Beauty exists everywhere, but the perception of it is a profoundly personal experience. We know beauty when we encounter it, in whatever form, because it enlightens us, speaks to our souls, it both soothes and enlivens us. It nourishes and opens us to new possibilities and old truths, both in our internal and external lives. Beauty exists not only in breathtaking landscapes in nature, glorious works of art and music, exquisitely written poetry and prose, it is also present when compassion shines through someone’s eyes in the face of tragedy, in watching a doting mother feed an infant, in the wrinkled face of a 90-year-old woman making her way home from the marketplace, and in the emotional experience of connecting deeply with another. Beauty is present when snowflakes swirl, when green leaves turn an orange-rust, and when barren branches stretch out  stark against a gray sky.

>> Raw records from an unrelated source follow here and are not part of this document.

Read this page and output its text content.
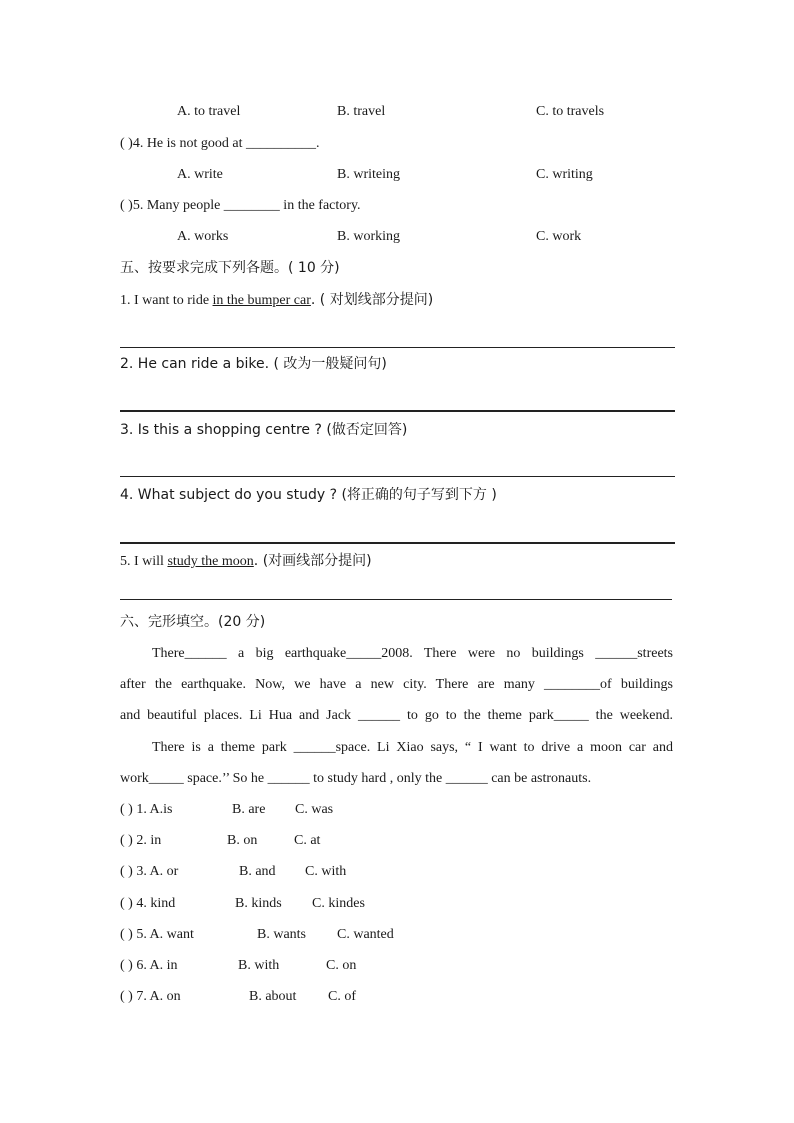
A. to travel	B. travel	C. to travels
( )4. He is not good at __________.
A. write	B. writeing	C. writing
( )5. Many people ________ in the factory.
A. works	B. working	C. work
五、按要求完成下列各题。( 10 分)
1. I want to ride in the bumper car. ( 对划线部分提问)
2. He can ride a bike. ( 改为一般疑问句)
3. Is this a shopping centre ? (做否定回答)
4. What subject do you study ? (将正确的句子写到下方 )
5. I will study the moon. (对画线部分提问)
六、完形填空。(20 分)
There______ a big earthquake_____2008. There were no buildings ______streets
after the earthquake. Now, we have a new city. There are many ________of buildings
and beautiful places. Li Hua and Jack ______ to go to the theme park_____ the weekend.
There is a theme park ______space. Li Xiao says, “ I want to drive a moon car and
work_____ space.’’ So he ______ to study hard , only the ______ can be astronauts.
( ) 1. A.is	B. are C. was
( ) 2. in	B. on	C. at
( ) 3. A. or	B. and C. with
( ) 4. kind	B. kinds C. kindes
( ) 5. A. want	B. wants C. wanted
( ) 6. A. in	B. with	C. on
( ) 7. A. on	B. about C. of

There is no one definition of beauty, it is both personal and transcendent, but we all recognize the awakening that occurs in its presence.


 

Elizabeth Burk is a psychologist who currently divides her time between a practice in New York and a husband and home in southwest Louisiana. Her chapbooks, Learning to Love Louisiana (2013) and Louisiana Purchase (2014) were published by Yellow Flag Press. Her poems have appeared in Rattle, Atlanta Review, Calyx, Southern Poetry Anthology, About Place, and other journals and anthologies. Her work has been read and performed at various venues in New York and Louisiana.